KwicKwocKwac


KwicKwocKwac example

An intuitive documents markup web application

KwicKwocKwac (KeyWords In Context, KeyWord Out of Context, KeyWord Alongside Context) is a Web environment with the goal of providing users with a simple and intuitive tool to enrich the text of documents in digital format through semi-automatic markup and metadata features.

Originally developed by professor Fabio Vitali at the Department of Computer Science and Engineering of the University of Bologna, it was then hand over to me in order to implement new features for the reasearch project of The National Edition of Aldo Moro’s works.

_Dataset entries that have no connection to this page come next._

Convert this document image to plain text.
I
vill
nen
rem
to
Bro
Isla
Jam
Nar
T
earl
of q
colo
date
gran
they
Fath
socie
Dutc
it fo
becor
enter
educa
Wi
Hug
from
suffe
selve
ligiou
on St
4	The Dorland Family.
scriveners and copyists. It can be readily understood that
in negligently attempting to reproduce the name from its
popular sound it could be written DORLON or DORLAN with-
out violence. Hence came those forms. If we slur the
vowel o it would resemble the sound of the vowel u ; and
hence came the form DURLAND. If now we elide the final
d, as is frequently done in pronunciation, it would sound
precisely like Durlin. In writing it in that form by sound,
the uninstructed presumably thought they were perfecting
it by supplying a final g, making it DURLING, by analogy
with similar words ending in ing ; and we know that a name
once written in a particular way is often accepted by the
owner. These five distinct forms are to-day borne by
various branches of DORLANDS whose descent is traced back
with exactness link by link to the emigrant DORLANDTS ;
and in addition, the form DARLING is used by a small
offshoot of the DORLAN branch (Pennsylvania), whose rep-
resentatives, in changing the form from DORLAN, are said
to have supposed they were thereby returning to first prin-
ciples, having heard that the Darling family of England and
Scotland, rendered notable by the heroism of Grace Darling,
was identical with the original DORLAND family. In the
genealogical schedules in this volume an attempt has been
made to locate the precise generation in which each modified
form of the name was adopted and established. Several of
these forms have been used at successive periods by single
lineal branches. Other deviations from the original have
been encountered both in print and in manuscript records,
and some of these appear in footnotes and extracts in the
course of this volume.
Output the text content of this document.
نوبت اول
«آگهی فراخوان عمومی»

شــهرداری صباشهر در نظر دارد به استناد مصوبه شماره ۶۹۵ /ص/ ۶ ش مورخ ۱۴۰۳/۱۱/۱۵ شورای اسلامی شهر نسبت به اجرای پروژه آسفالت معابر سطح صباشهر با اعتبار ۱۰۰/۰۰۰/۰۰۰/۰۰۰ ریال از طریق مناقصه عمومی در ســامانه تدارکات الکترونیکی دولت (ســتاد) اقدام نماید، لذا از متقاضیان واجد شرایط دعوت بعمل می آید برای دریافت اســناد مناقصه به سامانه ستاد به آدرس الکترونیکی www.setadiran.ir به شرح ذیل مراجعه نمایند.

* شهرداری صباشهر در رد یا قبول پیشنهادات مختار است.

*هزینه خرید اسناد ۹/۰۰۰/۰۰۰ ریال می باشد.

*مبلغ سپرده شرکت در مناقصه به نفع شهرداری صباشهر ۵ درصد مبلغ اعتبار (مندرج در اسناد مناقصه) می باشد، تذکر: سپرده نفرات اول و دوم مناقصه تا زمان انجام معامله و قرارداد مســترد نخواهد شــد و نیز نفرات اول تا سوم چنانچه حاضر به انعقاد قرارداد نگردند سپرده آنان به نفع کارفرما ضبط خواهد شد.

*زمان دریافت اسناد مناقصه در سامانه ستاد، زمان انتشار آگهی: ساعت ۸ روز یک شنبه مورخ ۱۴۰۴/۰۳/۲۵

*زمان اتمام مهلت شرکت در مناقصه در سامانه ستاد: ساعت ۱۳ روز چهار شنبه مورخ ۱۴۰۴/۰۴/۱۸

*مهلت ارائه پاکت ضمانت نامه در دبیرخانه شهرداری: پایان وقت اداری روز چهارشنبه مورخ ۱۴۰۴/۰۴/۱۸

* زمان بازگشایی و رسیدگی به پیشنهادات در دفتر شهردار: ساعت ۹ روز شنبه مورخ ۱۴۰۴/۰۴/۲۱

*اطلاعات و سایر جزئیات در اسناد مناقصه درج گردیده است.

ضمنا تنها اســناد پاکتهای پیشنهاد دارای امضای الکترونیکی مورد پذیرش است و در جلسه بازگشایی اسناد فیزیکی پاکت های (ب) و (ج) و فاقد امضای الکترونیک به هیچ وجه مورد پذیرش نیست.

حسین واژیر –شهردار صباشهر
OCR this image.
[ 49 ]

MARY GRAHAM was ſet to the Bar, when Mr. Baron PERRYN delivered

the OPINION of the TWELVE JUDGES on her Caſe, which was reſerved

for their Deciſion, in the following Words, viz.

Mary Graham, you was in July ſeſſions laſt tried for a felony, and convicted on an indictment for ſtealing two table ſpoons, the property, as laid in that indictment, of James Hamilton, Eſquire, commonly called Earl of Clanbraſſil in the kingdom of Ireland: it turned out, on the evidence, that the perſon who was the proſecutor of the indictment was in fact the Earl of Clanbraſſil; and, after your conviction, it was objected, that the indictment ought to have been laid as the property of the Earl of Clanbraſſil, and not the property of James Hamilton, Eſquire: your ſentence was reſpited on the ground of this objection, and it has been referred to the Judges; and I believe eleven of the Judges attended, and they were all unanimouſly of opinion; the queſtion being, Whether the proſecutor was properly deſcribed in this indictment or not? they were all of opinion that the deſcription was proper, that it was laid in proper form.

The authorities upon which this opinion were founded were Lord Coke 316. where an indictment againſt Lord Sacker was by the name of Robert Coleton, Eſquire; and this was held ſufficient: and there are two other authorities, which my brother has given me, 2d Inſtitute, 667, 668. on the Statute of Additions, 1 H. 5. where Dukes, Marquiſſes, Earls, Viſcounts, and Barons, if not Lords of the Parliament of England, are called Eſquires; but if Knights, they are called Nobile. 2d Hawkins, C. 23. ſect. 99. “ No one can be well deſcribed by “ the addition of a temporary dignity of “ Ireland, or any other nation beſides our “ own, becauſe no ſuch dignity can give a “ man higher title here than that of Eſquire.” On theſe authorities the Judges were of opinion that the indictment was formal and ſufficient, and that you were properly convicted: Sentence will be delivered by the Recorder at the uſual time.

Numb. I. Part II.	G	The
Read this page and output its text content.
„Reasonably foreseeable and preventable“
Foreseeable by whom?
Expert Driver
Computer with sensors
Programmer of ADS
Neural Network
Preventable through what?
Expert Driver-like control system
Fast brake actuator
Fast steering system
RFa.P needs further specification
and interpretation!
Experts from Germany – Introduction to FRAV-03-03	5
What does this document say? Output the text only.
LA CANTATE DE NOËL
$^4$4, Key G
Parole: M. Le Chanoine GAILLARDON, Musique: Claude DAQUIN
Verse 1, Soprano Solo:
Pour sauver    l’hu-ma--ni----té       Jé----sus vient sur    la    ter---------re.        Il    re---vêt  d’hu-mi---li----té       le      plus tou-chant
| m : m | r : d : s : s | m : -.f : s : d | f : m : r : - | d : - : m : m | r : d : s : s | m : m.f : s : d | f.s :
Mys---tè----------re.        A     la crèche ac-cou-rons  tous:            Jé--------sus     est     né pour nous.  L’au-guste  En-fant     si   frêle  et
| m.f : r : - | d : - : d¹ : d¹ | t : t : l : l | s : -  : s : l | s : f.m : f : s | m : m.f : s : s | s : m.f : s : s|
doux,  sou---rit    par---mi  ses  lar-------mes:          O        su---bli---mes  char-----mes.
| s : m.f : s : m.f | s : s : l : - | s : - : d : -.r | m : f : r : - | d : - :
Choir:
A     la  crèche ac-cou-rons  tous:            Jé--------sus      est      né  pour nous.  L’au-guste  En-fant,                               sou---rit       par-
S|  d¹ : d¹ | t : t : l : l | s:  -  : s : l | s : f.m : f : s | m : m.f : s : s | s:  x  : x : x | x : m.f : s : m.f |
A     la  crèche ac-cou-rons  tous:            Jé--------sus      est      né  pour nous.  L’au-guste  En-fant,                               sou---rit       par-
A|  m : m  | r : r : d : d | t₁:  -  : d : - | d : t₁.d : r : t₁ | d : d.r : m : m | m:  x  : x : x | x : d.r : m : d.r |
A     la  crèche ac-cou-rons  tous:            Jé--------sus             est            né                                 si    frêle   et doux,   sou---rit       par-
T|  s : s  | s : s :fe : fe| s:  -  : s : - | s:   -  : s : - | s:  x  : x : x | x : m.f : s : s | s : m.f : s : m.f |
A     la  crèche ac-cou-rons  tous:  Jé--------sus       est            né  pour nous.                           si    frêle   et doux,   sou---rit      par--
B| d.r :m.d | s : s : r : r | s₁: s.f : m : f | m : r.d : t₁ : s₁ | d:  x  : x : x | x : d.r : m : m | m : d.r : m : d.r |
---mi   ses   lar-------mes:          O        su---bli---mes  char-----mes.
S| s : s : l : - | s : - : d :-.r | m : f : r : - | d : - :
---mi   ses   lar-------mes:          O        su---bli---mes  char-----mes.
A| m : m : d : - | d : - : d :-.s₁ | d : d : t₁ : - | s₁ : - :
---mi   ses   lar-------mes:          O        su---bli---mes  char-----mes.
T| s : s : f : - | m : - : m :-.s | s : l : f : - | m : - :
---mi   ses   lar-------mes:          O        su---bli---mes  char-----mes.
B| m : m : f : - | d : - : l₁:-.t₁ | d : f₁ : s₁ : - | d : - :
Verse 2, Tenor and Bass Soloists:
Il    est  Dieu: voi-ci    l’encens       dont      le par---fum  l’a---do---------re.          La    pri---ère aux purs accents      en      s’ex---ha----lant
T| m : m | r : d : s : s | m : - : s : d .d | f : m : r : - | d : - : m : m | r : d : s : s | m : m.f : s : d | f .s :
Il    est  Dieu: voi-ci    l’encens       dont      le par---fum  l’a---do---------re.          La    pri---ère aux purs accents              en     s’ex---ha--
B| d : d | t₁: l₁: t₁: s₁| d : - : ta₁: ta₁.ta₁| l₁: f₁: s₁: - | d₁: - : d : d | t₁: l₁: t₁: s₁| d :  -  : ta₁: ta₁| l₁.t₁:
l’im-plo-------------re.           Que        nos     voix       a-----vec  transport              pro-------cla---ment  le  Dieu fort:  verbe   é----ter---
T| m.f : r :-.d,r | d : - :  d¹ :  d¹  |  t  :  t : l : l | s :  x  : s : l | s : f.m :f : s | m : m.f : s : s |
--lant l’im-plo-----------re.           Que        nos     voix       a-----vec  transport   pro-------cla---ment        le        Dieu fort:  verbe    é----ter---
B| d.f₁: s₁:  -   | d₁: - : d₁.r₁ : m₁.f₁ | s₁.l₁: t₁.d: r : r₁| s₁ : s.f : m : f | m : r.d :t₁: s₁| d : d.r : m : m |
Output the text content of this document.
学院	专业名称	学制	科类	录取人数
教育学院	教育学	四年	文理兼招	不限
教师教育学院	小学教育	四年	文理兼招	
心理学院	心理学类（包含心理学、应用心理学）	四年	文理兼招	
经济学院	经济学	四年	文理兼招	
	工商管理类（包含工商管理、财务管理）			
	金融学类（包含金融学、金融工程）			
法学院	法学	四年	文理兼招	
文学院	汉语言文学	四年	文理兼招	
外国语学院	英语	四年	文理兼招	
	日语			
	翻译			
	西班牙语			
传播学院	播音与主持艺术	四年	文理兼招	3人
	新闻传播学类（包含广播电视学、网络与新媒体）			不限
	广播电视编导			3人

KwicKwocKwac markup gif example

The main features of the application are:

  • Extraction of concordances as alphabetically ordered lists of words that appear in a text with an indication of the textual context surrounding that word;
  • Markup of intertextual elements (people, organizations, places, bibliographic references, and quotations);
  • Manual entity disambiguation (as with indirect mentions, and so on);
  • Data reconciliation with authority lists such as Wikidata to further disambiguate marked entities and link them to web resources, to ensure validity and quality control;
  • Metadata insertion, to describe the historical and bibliographic context of each work. All the metadata are saved on a MongoDB database.

After the markup and the metadata insertion is completed, KwicKwocKwac output can be expressed in two forms: an HTML RDFa file that extends the number one markup language with RDF subject-predicate-object expressions, or a XML TEI file the still most used encoding standard for digital texts.

The platform was developed mainly with jQuery and Bootstrap on the front-end, while the back-end infrastructure is build on Node.js with the help of many libraries like: Express for the API and routing handling, Mammooth.js for the doc or docx convertion to HTML files, Cheerio.js for the document parsing and many others.

In order to access the web application, the researchers were provided by an account where the access is protected by JSON web tokens encryption.

You can take a look at the Github repository for more information.

Skills used

  • Front-end: jQuery, Bootstrap
  • Back-end: Node.js, Express
  • Concepts: Web developing, RDFa, TEI, Digital Publishing, Linked Data, JWT
  • Tools: Visual Studio Code, MongoDB Compass